In circuits, components operating under high voltage, high current, and high power conditions undoubtedly bear greater pressure and are more likely to be damaged. At the same time, they are also key and functional components of the circuit.
Any component that generates a large current will generate a large amount of heat (Joule's law—heat is proportional to the square of the current). Therefore, any component with a heat sink is a vulnerable component. High-power resistors are also vulnerable components. How can you tell if a resistor is high-power? It has nothing to do with its resistance value, only with its size; the larger the size, the higher the power.
In a circuit, fuses and fusible resistors are the least reliable components. Firstly, because they have a low melting point and are easy to break, and secondly, because they are the first to break when others break down.
Components can fail in various ways, including overvoltage damage, overcurrent damage, and mechanical damage. Overvoltage damage can occur, for example, from a lightning strike that can break down a bridge rectifier diode. Overcurrent damage can occur, for example, from thermal breakdown of the horizontal output transistor in a monitor.
Similarly, there are various ways to die. Overvoltage damage is like decapitation; the head is off, the person is dead, but the body remains intact. Components damaged by overvoltage show no obvious external changes, only that their parameters have completely altered. Overcurrent damage is like being brutally beaten to death; initially, one can withstand it, but it gradually becomes unbearable until death, when the component is covered in wounds and a bloody mess. Components damaged by overcurrent have very high surface temperatures, showing obvious changes such as cracks, discoloration, and small pits. In severe cases, the circuit board around the component turns yellow or black.

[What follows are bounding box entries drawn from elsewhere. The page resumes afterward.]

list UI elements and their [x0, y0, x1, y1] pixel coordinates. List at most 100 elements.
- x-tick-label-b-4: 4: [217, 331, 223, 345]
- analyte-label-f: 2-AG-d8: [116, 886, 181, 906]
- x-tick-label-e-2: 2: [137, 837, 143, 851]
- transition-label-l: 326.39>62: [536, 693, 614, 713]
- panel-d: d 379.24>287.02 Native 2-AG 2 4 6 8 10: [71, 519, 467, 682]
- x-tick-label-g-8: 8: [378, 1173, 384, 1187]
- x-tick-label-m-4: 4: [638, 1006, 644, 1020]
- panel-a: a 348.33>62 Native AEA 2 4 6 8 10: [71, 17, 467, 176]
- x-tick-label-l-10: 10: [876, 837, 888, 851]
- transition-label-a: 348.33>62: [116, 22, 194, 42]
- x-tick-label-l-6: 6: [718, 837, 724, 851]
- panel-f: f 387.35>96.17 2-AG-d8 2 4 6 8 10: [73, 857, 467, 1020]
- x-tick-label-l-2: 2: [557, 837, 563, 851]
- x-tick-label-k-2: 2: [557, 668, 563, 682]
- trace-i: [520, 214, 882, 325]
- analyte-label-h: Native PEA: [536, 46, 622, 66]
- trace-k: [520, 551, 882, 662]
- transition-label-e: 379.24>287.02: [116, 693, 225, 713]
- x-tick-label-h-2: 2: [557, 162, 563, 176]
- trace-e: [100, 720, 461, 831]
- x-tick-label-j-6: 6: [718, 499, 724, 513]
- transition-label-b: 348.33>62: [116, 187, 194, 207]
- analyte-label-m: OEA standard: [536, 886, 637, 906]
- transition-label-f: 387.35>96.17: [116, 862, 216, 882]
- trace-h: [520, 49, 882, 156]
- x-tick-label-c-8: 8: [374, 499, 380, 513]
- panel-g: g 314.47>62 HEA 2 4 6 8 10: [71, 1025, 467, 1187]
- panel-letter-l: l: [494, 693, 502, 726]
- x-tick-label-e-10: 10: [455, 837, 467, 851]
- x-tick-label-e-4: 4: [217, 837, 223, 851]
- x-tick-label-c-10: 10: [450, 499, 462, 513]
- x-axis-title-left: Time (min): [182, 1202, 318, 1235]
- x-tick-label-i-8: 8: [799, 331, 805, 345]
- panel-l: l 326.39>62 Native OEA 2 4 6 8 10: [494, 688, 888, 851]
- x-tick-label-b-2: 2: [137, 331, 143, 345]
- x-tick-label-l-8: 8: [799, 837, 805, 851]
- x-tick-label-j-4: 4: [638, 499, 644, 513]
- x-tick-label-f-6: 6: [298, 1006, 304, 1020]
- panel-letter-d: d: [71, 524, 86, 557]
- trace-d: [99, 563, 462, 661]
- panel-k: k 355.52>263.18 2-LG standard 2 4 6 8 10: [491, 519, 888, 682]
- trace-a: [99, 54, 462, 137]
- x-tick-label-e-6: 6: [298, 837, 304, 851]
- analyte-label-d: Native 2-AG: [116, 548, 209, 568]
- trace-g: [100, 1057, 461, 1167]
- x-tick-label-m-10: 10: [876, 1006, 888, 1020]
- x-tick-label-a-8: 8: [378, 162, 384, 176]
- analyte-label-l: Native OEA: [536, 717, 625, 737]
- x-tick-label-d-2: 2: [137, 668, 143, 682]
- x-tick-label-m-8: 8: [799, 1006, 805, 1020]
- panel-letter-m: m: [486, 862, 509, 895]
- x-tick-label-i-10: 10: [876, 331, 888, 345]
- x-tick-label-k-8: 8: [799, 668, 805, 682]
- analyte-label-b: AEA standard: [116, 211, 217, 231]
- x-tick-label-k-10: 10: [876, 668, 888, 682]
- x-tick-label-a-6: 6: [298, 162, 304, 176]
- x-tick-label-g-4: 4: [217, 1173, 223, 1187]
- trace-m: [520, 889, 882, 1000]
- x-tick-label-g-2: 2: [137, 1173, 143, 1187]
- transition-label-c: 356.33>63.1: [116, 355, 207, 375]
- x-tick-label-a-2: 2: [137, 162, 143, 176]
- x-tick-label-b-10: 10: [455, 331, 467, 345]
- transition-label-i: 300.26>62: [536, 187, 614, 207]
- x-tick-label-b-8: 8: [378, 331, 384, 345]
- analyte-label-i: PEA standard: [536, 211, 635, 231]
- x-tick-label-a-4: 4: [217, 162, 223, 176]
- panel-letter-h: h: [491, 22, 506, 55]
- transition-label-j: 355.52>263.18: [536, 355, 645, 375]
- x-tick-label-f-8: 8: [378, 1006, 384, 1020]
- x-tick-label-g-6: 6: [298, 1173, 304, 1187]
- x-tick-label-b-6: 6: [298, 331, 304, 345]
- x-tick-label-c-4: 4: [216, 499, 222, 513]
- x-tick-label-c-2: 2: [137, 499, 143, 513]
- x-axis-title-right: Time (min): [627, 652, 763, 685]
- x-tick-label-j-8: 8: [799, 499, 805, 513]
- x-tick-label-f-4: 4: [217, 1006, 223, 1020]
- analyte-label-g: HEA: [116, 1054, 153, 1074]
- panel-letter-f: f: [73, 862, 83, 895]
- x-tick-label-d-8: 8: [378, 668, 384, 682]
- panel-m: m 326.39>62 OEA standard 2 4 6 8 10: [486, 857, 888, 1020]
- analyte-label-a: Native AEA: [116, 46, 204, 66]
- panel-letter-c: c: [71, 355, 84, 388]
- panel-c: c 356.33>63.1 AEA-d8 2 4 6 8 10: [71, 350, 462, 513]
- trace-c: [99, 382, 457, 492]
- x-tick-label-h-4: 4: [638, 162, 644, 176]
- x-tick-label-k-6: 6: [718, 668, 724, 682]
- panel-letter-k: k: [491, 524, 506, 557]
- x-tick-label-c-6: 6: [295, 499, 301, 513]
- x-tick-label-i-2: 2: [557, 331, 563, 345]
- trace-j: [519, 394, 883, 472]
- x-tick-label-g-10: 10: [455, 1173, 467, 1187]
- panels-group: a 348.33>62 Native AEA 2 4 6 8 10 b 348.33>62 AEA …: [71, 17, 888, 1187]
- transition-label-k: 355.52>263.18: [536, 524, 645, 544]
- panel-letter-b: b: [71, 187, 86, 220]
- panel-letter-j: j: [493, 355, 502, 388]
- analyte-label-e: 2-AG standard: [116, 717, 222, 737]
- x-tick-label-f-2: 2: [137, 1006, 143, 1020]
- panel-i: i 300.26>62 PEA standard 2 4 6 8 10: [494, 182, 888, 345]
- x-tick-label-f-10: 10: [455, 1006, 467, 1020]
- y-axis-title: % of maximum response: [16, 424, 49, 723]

When common electronic components appear normal on the outside, a digital multimeter can be used to perform some simple tests.
Resistance: This is very simple, just test if the resistance value is correct.
Diode: Use a digital multimeter to test the voltage drop across the PN junction and compare it with a known good diode of the same type.
Transistors: Whether it is an N-type or P-type transistor, you can use a digital multimeter to measure and test whether the two PN junctions are normal.
Field-effect transistor (FET): Test whether the PN junction of the body diode of the FET is normal, and test whether there is a short circuit between GD and GS.
Capacitor: Non-polarized capacitor, short circuit or desoldering, severe leakage or resistive effect.
The practical characteristics of electrolytic capacitors are: breakdown and short circuit, increased leakage current, reduced capacitance, or open circuit.
Inductor: Its effective characteristics are open circuit and desoldering.
Chips: Integrated circuits have complex internal structures and many functions; damage to any part will prevent them from functioning properly. There are two types of integrated circuit damage: complete failure and poor thermal stability. In the case of complete failure, the circuit can be removed and its forward and reverse resistance to ground measured against a normal integrated circuit of the same model. This will usually reveal one or more pins with abnormal resistance values.
For components with poor thermal stability, the suspected integrated circuit can be cooled with anhydrous alcohol while the equipment is running. If the failure is delayed or ceases, the problem can be identified. Usually, replacing the integrated circuit is the only way to resolve the issue.
Whether the fault is caused by natural wear and tear or by human error, it can generally be classified into three types: open circuit, damaged electronic components, and software fault.
Open circuits, such as broken wires, disconnected connectors, or poor contact, are generally easy to troubleshoot. However, damage to electronic components (aside from obvious burns or overheating) is often difficult for observers to detect. In many cases, instruments are required for diagnosis. Therefore, it is essential for technicians to understand the characteristics of various components, which is crucial for troubleshooting circuit faults and improving efficiency.